My job here at Apeel, a food-systems technology company in Goleta, California, is to unlock how genes and metabolites, or products of food breakdown, control the degradation of fruits such as mango and avocado. The company uses plant-based coatings to double the shelf life of produce and reduce waste from a range of crops — including apples, mangos, cucumbers and citrus fruits.
As a senior biologicial scientist, I monitor fruits’ basic physiology at harvest, including respiration and loss of mass. My work is very seasonal. From spring to summer, I visit local farms to sample avocados. In this picture, I’m cryofreezing slices of avocado to study markers of stress. Because avocados are alive, their cells respond to changes in their environment, including cutting, so I couldn’t simply store the slices in a refrigerator. The slices have to be cryopreserved so that I can examine those specific stress markers, which can be strong predictors of whether the avocado will mould, turn brown or have disorders, which are often linked to how long produce will last post-harvest.
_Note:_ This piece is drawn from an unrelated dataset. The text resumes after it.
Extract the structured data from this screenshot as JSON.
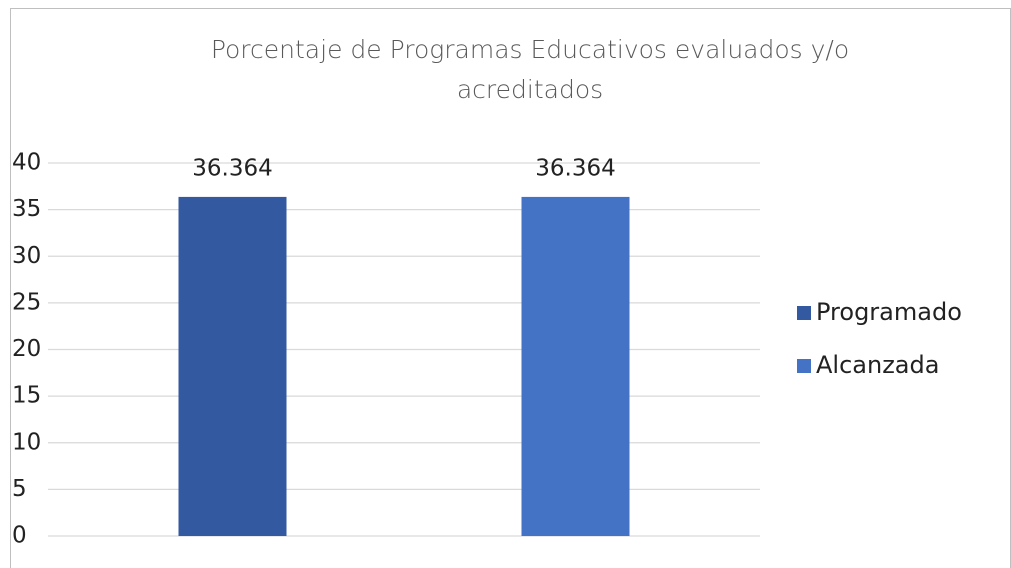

I’ve always been fascinated by how the natural world can inspire technology, and that is the focus of several laboratories at the University of California, Santa Barbara, where I finished my undergraduate degree in 2015 and my master’s in 2016.
While there, I heard of Apeel, where I began working in 2016. James Rogers, Apeel’s chief executive and founder, was researching how to reduce food waste and formed the company in 2012. Our goal is to make sure food gets turned into the most appropriate product that can reach a person who needs it. For example, if we can identify which avocados might ripen more rapidly, they can be targeted for guacamole.
We’re at the forefront of understanding food in a different way. People want to know where it comes from and how it was grown. The goal of my job is to read the mind of avocados.